Attacks on the Internet, too, to the point where the internet becomes unstable and untrusted and no longer becomes the medium to do business, could also affect a lot of business models because the growth of a lot of businesses over the last 15 years has been based on the existence of the internet.
To quote John Donne, the 17th century English metaphysical poet, no man is an island, but it is equally true to say no business is an island either
John Scott, Zurich’s Chief Risk Officer
There is also geopolitical risk with a so-called ‘G-Zero’ world where no one country has the ability either economically or politically to intervene and influence in world affairs.
The current problems in Syria and Ukraine are good examples where indecision is leading to civil unrest and intra-state war. This has a knock-on impact on emerging market economies and how they might grow, as well as ultimately creating a more regional and national world where businesses with global supply chains may find increasing levels of supply chain interruption, making it more difficult for them to operate.
Q: Why is it important for businesses to build resilience at a strategic and operational level, and adopt risk management as a part of good corporate governance?
A: You have to think about how resilient a business is to all sorts of shocks that may immediately impact on the ability of a business to operate.
And if you don’t think about the business and strategic risk for large global risks, then you are missing a trick, as you are not seeing the forward-thinking radar of risk to help manage in a pro-active way the business response and sustainability of that business to those global risks.
You can’t ignore these things and imagine that it can’t be you, as one day it could be and if you are not prepared for it then it could spell the end of your business.
Q: Finally, what is a good example of a global risk that has had an immediate impact on businesses?
A: This winter’s extreme weather and flooding in the UK, which may be a global phenomenon linked to climate change – although we don’t know for certain as it is a very complex link – will have surprised businesses not prepared for extreme versions of weather in all sorts of ways and could have had a significant impact on their ability to deliver goods and services.

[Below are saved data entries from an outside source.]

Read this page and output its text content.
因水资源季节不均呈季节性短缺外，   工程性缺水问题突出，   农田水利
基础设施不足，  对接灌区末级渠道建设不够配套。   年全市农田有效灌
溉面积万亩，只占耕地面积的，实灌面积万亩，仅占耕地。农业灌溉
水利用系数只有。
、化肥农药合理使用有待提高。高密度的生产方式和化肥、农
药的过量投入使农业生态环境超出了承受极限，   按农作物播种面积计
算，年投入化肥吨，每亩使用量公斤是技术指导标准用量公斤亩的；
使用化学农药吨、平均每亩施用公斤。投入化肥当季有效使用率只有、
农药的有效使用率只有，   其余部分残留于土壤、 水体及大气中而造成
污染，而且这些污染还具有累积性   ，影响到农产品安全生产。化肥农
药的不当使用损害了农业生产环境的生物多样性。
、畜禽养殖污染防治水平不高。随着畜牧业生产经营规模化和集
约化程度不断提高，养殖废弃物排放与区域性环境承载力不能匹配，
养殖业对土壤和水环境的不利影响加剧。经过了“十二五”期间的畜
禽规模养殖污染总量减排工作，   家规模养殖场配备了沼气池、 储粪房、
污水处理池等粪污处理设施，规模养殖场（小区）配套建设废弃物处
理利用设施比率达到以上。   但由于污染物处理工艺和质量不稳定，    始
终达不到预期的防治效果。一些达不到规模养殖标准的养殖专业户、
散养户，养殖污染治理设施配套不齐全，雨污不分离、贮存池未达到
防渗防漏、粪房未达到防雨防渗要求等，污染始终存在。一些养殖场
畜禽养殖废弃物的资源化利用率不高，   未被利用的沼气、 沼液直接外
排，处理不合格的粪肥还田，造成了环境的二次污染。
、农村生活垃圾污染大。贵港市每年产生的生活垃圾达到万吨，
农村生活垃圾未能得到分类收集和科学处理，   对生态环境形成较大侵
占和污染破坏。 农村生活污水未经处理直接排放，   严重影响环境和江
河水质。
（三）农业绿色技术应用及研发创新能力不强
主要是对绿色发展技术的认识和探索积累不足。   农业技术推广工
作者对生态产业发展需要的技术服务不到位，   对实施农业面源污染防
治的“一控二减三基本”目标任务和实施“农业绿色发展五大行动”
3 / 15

For instance, the flooding on the Somerset Levels had a big impact on the local farming community but had all sorts of other knock-on impacts in terms of cost of feedstock to cost and availability of basic foodstuffs.
The severe flooding in Thailand in 2011 is another example. Many global supply chains were disrupted, so things happening on the other side of the world that are a consequence of global risk often come home to roost.
To quote John Donne, the 17th century English metaphysical poet, no man is an island, but it is equally true to say no business is an island either.